New Moon Daughter Instant classic. New Moon Daughter is sure to further the career and reputation Cassandra Wilson's earned as fin de siecle diva and jazz siren entrancing both devotees of the avant garde and those who know no jazz at all. A warmly inviting and authentic voice promoting multicultural roots, who imbues all she appropriates with genius far surpassing post-modern gloss, Wilson recasts the American songbook so hits of Billie Holiday, Son House, Hoagy Carmichael and Hank Williams ring true alongside those of U2, the Monkees and Neil Young. She limns her own songs of faith facing adversity and the solace of sensual love--essentially, blues themes--in a manner both unassuming and persuasive, seemingly offhand but compelling to the point of seduction. Arrangement-wise, too, Wilson and producer Craig Street, her match, prove that less is more, silence equals suspense, and resonant ambiance is emphatically dramatic.

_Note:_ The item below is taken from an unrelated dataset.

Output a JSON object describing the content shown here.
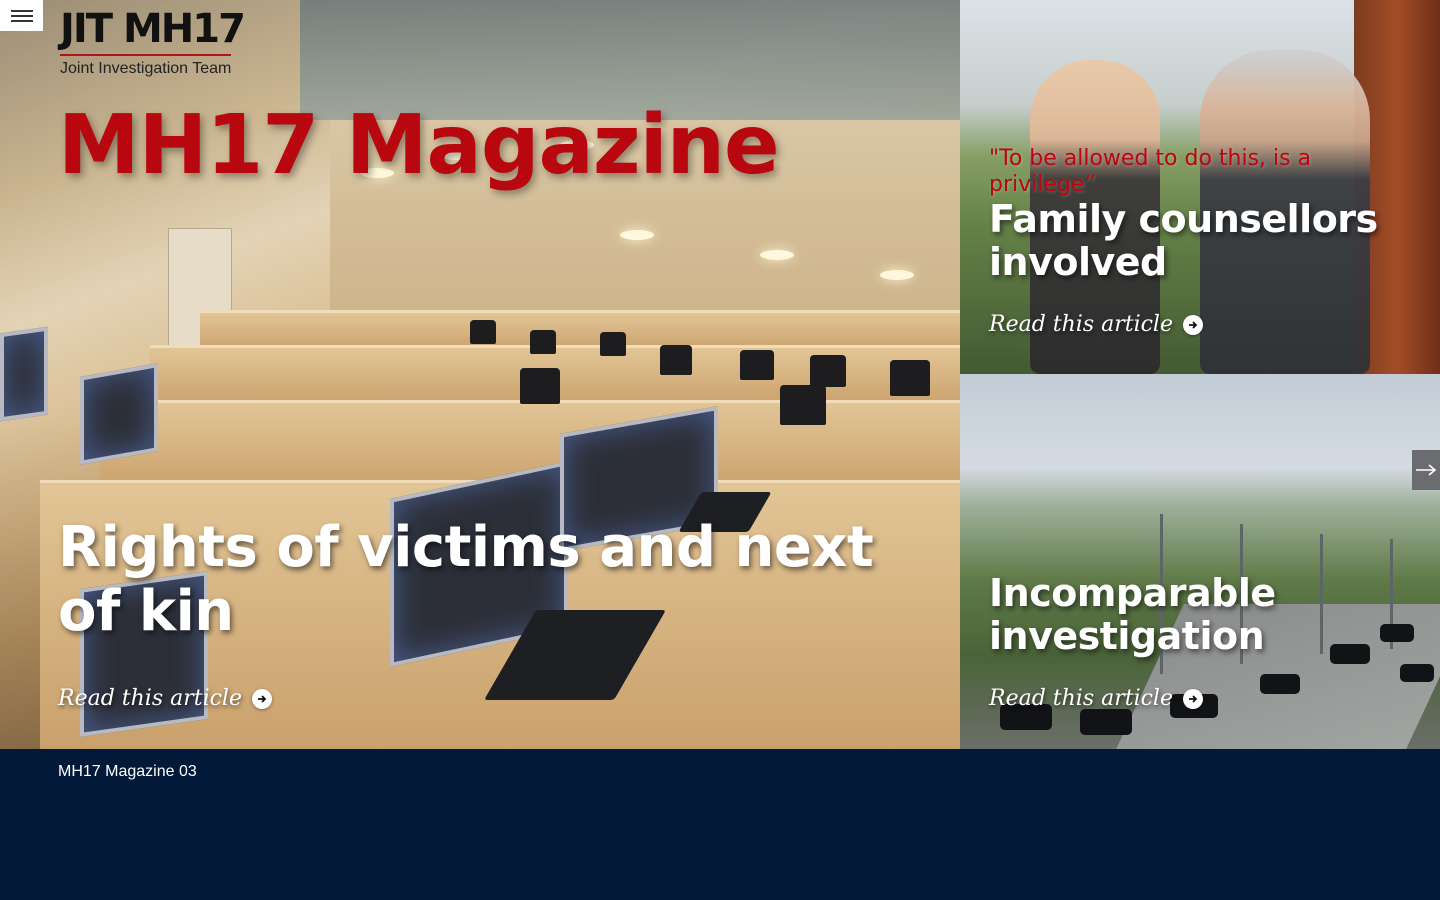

Overall, Wilson's art is more comparable to Billie's and Carmen McRae's than to Ella's or Sassie's--which is to say every drop of her thick chocolate alto bears the weight of coherent storytelling before it indulges the glories of vocal display. Yet Wilson has range, and when she releases a higher-register phrase, or a quicker-than-usual string of phonemes, you realize that musical restraint has let her insinuate herself as close as a slow dance partner. That's just fine: though her tempos are moderate, Wilson swings with the insouciance of a natural, remaining ever aware of and responsive to the instrumental overtures taking place around her.
Despite the stark mordancy of "Fruit," there's no overkill here--rather, gem-like tracks around five minutes long you'll wish were longer. With acoustic guitarist Ross, specialty plectarist Breit, fiddler Burnham, accordionist Cedras and deft percussionists Bowne, Baptista and Haynes back from Wilson's phenomenal Blue Light 'Til Dawn, and too-rarely-heard cornetists Haynes and Morris adding their cries, the stage might be set for an ambitious, extended, daringly improvised composition.

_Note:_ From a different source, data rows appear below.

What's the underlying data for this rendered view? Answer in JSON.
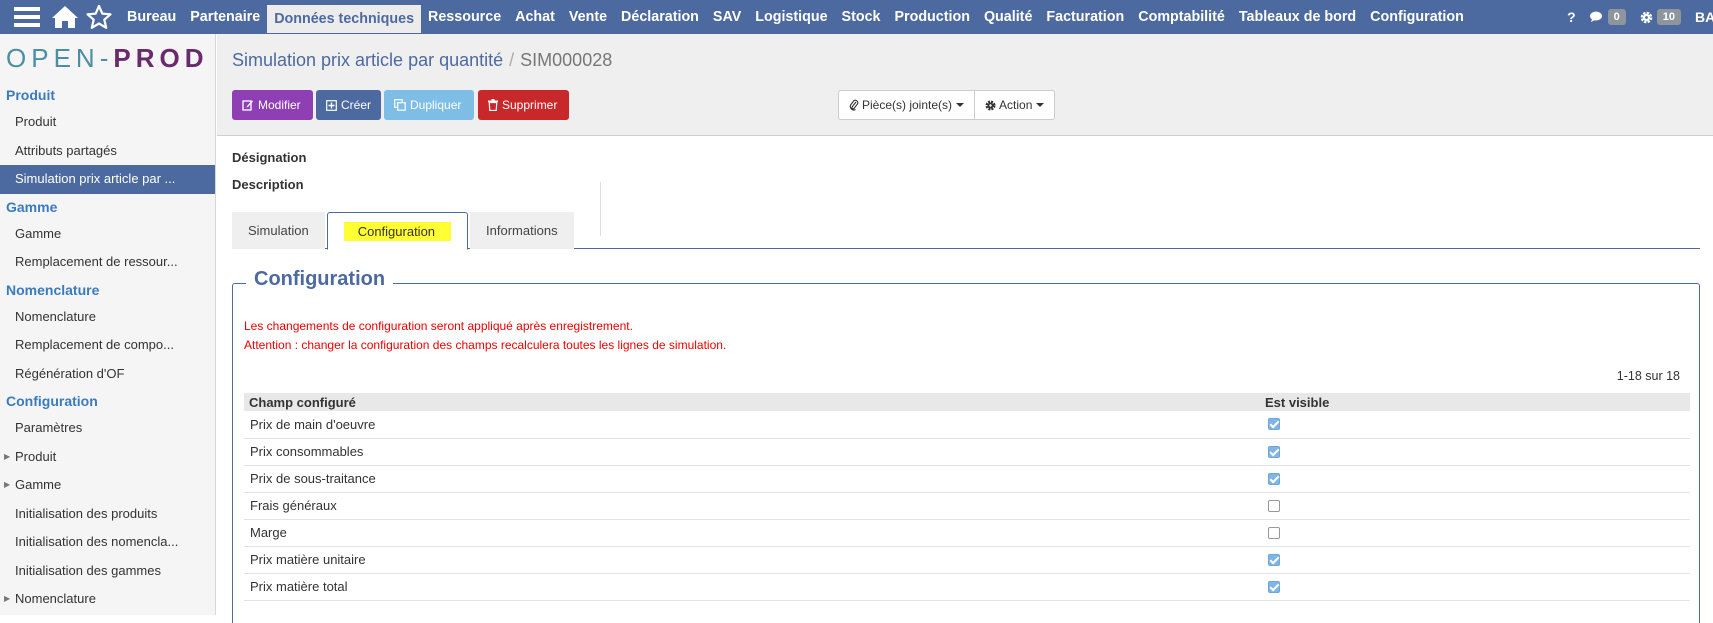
{
  "topbar": {
    "menu": [
      "Bureau",
      "Partenaire",
      "Données techniques",
      "Ressource",
      "Achat",
      "Vente",
      "Déclaration",
      "SAV",
      "Logistique",
      "Stock",
      "Production",
      "Qualité",
      "Facturation",
      "Comptabilité",
      "Tableaux de bord",
      "Configuration"
    ],
    "active_index": 2,
    "help": "?",
    "messages_count": "0",
    "settings_count": "10",
    "user": "BA"
  },
  "logo": {
    "part1": "OPEN",
    "dash": "-",
    "part2": "PROD"
  },
  "sidebar": {
    "items": [
      {
        "type": "section",
        "label": "Produit"
      },
      {
        "type": "item",
        "label": "Produit"
      },
      {
        "type": "item",
        "label": "Attributs partagés"
      },
      {
        "type": "item",
        "label": "Simulation prix article par ...",
        "active": true
      },
      {
        "type": "section",
        "label": "Gamme"
      },
      {
        "type": "item",
        "label": "Gamme"
      },
      {
        "type": "item",
        "label": "Remplacement de ressour..."
      },
      {
        "type": "section",
        "label": "Nomenclature"
      },
      {
        "type": "item",
        "label": "Nomenclature"
      },
      {
        "type": "item",
        "label": "Remplacement de compo..."
      },
      {
        "type": "item",
        "label": "Régénération d'OF"
      },
      {
        "type": "section",
        "label": "Configuration"
      },
      {
        "type": "item",
        "label": "Paramètres"
      },
      {
        "type": "item",
        "label": "Produit",
        "caret": true
      },
      {
        "type": "item",
        "label": "Gamme",
        "caret": true
      },
      {
        "type": "item",
        "label": "Initialisation des produits"
      },
      {
        "type": "item",
        "label": "Initialisation des nomencla..."
      },
      {
        "type": "item",
        "label": "Initialisation des gammes"
      },
      {
        "type": "item",
        "label": "Nomenclature",
        "caret": true
      }
    ]
  },
  "header": {
    "breadcrumb_parent": "Simulation prix article par quantité",
    "breadcrumb_sep": "/",
    "breadcrumb_current": "SIM000028",
    "btn_modifier": "Modifier",
    "btn_creer": "Créer",
    "btn_dupliquer": "Dupliquer",
    "btn_supprimer": "Supprimer",
    "btn_pieces": "Pièce(s) jointe(s)",
    "btn_action": "Action"
  },
  "form": {
    "designation_label": "Désignation",
    "description_label": "Description"
  },
  "tabs": [
    {
      "label": "Simulation",
      "active": false
    },
    {
      "label": "Configuration",
      "active": true
    },
    {
      "label": "Informations",
      "active": false
    }
  ],
  "config": {
    "title": "Configuration",
    "warning1": "Les changements de configuration seront appliqué après enregistrement.",
    "warning2": "Attention : changer la configuration des champs recalculera toutes les lignes de simulation.",
    "pager": "1-18 sur 18",
    "col_field": "Champ configuré",
    "col_visible": "Est visible",
    "rows": [
      {
        "field": "Prix de main d'oeuvre",
        "visible": true
      },
      {
        "field": "Prix consommables",
        "visible": true
      },
      {
        "field": "Prix de sous-traitance",
        "visible": true
      },
      {
        "field": "Frais généraux",
        "visible": false
      },
      {
        "field": "Marge",
        "visible": false
      },
      {
        "field": "Prix matière unitaire",
        "visible": true
      },
      {
        "field": "Prix matière total",
        "visible": true
      }
    ]
  }
}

Well, there's spontaneity aplenty, though it occurs within designs as conscious as the choice of pedal steel for "Skylark," the ironic subversion of "Last Train," the reconception of "Death Letter." What's so satisfying is that Wilson's realizations revivify material from within their original intent--and her own "Solomon," "Find Him" and "Little Warm Death" also fuse meaning and musical feeling into one complete experience. No, carp not about New Moon Daughter: the luscious ups and downs of mood and sound Street and Wilson sequenced render this album repeated pleasurable listening, and pace it--dark start to promising end--like one through-plotted piece.